Take $K/\mathbb{Q}$ to be any biquadratic extension in which no prime is completely ramified. This condition assures that no decomposition group is the whole of $G$. Let $\alpha$ send the generators of $G$ to the elements $(12)(56)$ and $(34)(56)$ of $S_6$. Let $\beta$ send the generators of $G$ to $(12)(34)$ and $(13)(24)$. Then $\alpha$ and $\beta$ are not conjugate in $S_6$, but they become conjugate when restricted to any of the three cyclic subgroups.
The one missing step is to construct an abelian variety with automorphism group $S_6 \times (\mathbb{Z}/2)$, and all automorphisms defined over $\mathbb{Q}$. Dror Spieser, in the comments, points out that we can just take the restriction of scalars of an elliptic curve (without CM) defined over an $S_6$ extension of $\mathbb{Q}$.  I still don't have a good construction of this but, thanks to Bjorn's answer, I don't need one.

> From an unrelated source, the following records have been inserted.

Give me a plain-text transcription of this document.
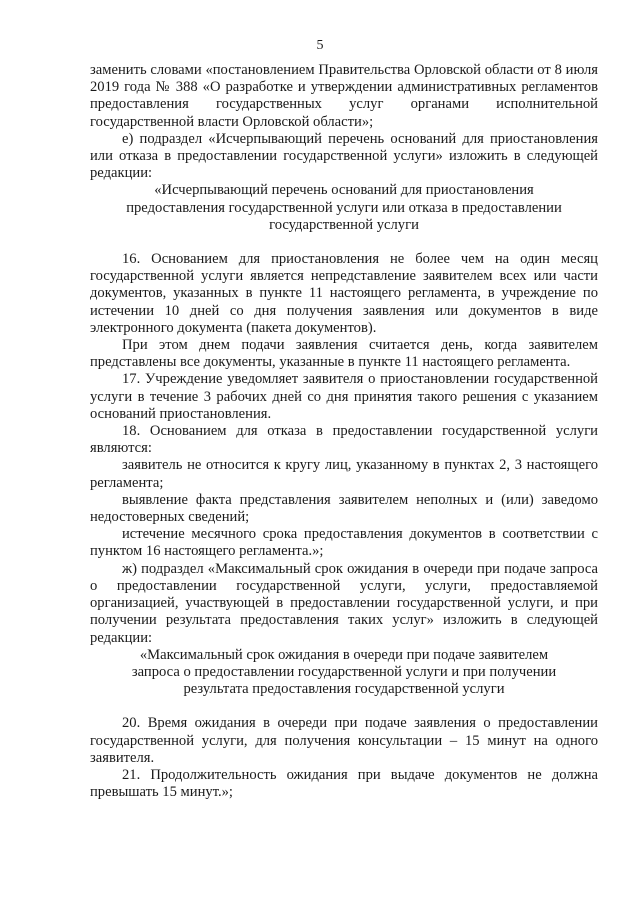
5

заменить словами «постановлением Правительства Орловской области от 8 июля 2019 года № 388 «О разработке и утверждении административных регламентов предоставления государственных услуг органами исполнительной государственной власти Орловской области»;

е) подраздел «Исчерпывающий перечень оснований для приостановления или отказа в предоставлении государственной услуги» изложить в следующей редакции:

«Исчерпывающий перечень оснований для приостановления

предоставления государственной услуги или отказа в предоставлении

государственной услуги

16. Основанием для приостановления не более чем на один месяц государственной услуги является непредставление заявителем всех или части документов, указанных в пункте 11 настоящего регламента, в учреждение по истечении 10 дней со дня получения заявления или документов в виде электронного документа (пакета документов).

При этом днем подачи заявления считается день, когда заявителем представлены все документы, указанные в пункте 11 настоящего регламента.

17. Учреждение уведомляет заявителя о приостановлении государственной услуги в течение 3 рабочих дней со дня принятия такого решения с указанием оснований приостановления.

18. Основанием для отказа в предоставлении государственной услуги являются:

заявитель не относится к кругу лиц, указанному в пунктах 2, 3 настоящего регламента;

выявление факта представления заявителем неполных и (или) заведомо недостоверных сведений;

истечение месячного срока предоставления документов в соответствии с пунктом 16 настоящего регламента.»;

ж) подраздел «Максимальный срок ожидания в очереди при подаче запроса о предоставлении государственной услуги, услуги, предоставляемой организацией, участвующей в предоставлении государственной услуги, и при получении результата предоставления таких услуг» изложить в следующей редакции:

«Максимальный срок ожидания в очереди при подаче заявителем

запроса о предоставлении государственной услуги и при получении

результата предоставления государственной услуги

20. Время ожидания в очереди при подаче заявления о предоставлении государственной услуги, для получения консультации – 15 минут на одного заявителя.

21. Продолжительность ожидания при выдаче документов не должна превышать 15 минут.»;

A: If $A,B$ are as stated, then $B$ must be a twist of $A$ which is everywhere locally trivial, so $B$ gives a class in $H^1(k,G)$ (where $G$ is the automorphism group of $A$), which is everywhere locally trivial. So, pick a group $G$ that you know has everywhere locally trivial but globally non-trivial class in $H^1(k,G)$ and make it act on an abelian variety. For instance you can make the group act on a curve and therefore on its jacobian. 
As for your actual question, if there is a "standard" such example, I guess the answer is no.